Landry earns $ 110,000 as an attorney general. That means his gig at Harvey Gulf could pay almost as much as his job as the state’s chief law enforcement officer.
Landry also reported revenues of over $ 200,000 each of its staffing companies, UST Environmental Services and Evergreen Contractors. But while Landry’s disclosure made it clear that he was working for the money he receives from the attorney general’s office and Harvey Gulf, he described his other income as “dividends.”
The law can be vague about what constitutes “the practice of law”. But a 2018 opinion from the Landry office The president of the parish of Lafourche informed him that the statute of the state states that the practice of law includes “the advice or counsel of another person on secular law” if it is done “for a consideration, a monetary reward or benefit ”, directly or indirectly, in the present or in the future.
Elizabeth Carter, a professor at LSU’s Paul M. Hebert Law Center, which advises lawyers on ethical issues, said it was pretty clear. “Louisiana law prohibits the attorney general from engaging in the private practice of law and requires him to devote all of his time to serving the state as attorney general,” she said.
Carter, who stressed that she was not speaking on behalf of LSU, added: “Mr. Landry’s financial disclosure and your previous reports indicate that he is paid over $ 50,000 per year to provide advice relating to the Corrupt Practices Abroad Act, ”she added. “While Mr. Guidry’s statements in your previous report accurately describe Mr. Landry’s role, it certainly appears that Mr. Landry’s position as a member of the board of directors violates the spirit of the Louisiana Revised Statute 49 : 256.

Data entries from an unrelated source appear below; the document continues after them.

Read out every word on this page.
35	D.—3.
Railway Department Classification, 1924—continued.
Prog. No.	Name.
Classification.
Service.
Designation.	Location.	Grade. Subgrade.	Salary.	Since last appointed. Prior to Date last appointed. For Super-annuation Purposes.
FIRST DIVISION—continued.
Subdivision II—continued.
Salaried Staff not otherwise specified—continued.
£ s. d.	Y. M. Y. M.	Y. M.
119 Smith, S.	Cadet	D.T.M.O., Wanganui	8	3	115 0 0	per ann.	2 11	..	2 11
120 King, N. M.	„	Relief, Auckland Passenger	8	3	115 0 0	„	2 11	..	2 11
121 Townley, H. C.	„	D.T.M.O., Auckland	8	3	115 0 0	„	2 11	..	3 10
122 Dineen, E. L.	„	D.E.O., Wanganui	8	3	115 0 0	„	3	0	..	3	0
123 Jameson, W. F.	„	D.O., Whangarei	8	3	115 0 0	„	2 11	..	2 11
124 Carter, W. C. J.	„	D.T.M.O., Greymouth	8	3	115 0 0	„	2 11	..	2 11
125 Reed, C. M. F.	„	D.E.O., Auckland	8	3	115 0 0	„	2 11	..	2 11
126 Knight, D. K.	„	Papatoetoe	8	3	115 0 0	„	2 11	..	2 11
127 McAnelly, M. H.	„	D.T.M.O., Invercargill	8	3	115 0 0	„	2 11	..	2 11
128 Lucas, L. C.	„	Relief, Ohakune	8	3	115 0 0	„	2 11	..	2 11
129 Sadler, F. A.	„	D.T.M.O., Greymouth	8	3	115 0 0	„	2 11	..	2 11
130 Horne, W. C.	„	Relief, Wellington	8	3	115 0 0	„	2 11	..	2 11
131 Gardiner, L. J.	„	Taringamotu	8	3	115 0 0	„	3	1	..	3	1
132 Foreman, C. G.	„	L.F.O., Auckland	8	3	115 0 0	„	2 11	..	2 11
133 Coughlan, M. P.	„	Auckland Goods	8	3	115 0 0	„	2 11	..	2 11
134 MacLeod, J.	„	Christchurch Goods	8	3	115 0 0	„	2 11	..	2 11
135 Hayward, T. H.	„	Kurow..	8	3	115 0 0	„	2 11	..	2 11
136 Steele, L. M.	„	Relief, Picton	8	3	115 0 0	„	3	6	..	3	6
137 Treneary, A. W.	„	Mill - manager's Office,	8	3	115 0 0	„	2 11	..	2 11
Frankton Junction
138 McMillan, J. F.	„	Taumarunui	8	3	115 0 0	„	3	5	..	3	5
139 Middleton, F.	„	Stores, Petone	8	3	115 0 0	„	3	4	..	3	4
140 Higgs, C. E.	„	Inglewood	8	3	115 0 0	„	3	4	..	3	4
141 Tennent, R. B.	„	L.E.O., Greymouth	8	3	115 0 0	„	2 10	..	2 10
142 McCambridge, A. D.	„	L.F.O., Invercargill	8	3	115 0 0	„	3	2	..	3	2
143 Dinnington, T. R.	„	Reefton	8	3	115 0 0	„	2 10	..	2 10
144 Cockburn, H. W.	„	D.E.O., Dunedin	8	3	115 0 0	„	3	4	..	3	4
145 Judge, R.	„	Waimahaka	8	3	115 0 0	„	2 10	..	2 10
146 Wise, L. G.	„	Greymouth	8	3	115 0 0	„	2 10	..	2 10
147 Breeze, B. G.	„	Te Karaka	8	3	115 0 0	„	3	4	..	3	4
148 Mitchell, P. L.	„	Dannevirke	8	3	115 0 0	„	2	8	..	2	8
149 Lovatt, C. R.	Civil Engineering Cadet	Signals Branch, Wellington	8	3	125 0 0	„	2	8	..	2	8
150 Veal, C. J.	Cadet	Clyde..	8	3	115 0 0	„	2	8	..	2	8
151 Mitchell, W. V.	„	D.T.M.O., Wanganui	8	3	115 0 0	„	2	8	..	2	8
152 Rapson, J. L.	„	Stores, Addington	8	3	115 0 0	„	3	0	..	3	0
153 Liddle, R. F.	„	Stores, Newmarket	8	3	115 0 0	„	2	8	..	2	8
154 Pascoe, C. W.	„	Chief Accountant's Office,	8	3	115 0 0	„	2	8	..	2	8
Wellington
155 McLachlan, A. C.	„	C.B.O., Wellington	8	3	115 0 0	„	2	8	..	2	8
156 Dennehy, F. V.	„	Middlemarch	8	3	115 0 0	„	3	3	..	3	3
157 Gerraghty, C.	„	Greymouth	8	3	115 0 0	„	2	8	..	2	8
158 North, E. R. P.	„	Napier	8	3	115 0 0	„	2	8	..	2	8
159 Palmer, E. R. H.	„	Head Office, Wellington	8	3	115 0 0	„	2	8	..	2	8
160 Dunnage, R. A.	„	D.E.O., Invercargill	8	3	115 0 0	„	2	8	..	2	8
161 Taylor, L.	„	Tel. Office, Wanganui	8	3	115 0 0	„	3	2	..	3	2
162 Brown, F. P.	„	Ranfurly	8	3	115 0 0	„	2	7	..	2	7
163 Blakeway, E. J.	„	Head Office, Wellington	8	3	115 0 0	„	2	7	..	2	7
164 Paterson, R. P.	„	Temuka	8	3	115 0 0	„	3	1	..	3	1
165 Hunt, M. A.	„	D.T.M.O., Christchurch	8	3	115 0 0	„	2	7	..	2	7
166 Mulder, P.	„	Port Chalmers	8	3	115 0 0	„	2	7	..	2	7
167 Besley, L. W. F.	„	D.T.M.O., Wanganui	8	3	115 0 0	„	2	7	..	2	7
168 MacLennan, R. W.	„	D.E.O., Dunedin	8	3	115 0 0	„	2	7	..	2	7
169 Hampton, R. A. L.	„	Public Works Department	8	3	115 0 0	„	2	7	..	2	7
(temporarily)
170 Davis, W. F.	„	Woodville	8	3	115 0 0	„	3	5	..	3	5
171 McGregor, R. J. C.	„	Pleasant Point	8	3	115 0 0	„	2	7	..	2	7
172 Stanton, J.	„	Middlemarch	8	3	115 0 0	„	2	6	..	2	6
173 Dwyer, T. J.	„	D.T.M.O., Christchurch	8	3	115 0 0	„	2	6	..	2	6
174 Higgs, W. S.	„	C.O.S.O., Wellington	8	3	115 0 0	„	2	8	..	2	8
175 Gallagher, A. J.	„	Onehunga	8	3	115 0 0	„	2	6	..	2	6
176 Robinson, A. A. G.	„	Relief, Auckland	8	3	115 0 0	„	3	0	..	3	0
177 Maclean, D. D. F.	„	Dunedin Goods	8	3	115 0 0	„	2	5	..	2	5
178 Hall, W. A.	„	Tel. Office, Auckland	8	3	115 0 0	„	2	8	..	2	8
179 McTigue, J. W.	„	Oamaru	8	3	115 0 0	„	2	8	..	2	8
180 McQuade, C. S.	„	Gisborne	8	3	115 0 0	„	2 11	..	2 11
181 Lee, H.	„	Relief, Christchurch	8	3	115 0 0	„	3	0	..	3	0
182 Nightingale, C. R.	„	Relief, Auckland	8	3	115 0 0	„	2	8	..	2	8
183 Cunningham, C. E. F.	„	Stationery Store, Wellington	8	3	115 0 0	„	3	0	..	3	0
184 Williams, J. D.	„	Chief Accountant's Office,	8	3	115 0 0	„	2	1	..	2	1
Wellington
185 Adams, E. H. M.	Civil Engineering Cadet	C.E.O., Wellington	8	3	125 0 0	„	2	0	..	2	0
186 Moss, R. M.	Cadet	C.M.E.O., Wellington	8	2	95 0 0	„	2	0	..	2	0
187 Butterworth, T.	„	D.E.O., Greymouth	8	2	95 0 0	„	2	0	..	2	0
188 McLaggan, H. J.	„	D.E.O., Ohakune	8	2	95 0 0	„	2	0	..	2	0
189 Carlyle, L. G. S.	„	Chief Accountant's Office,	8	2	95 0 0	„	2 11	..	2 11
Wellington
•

Landry has sought to reassure the public that his work at Harvey Gulf is kosher. His bio on the company’s website states that he “serves on the Harvey Gulf Board in a purely personal capacity and outside of his work and efforts on behalf of the State of Louisiana. In accordance with the highest ethical and moral standards, the service of Landry’s board of directors is separate from his official functions.
Caldwell disputes that such independence is possible.
“It’s ridiculous for anyone to sit on a board as an attorney general like that – it’s very, very problematic and probably unethical to have that happen,” Caldwell said. “There is too much distorted influence to sit on a board like this in a representative capacity.”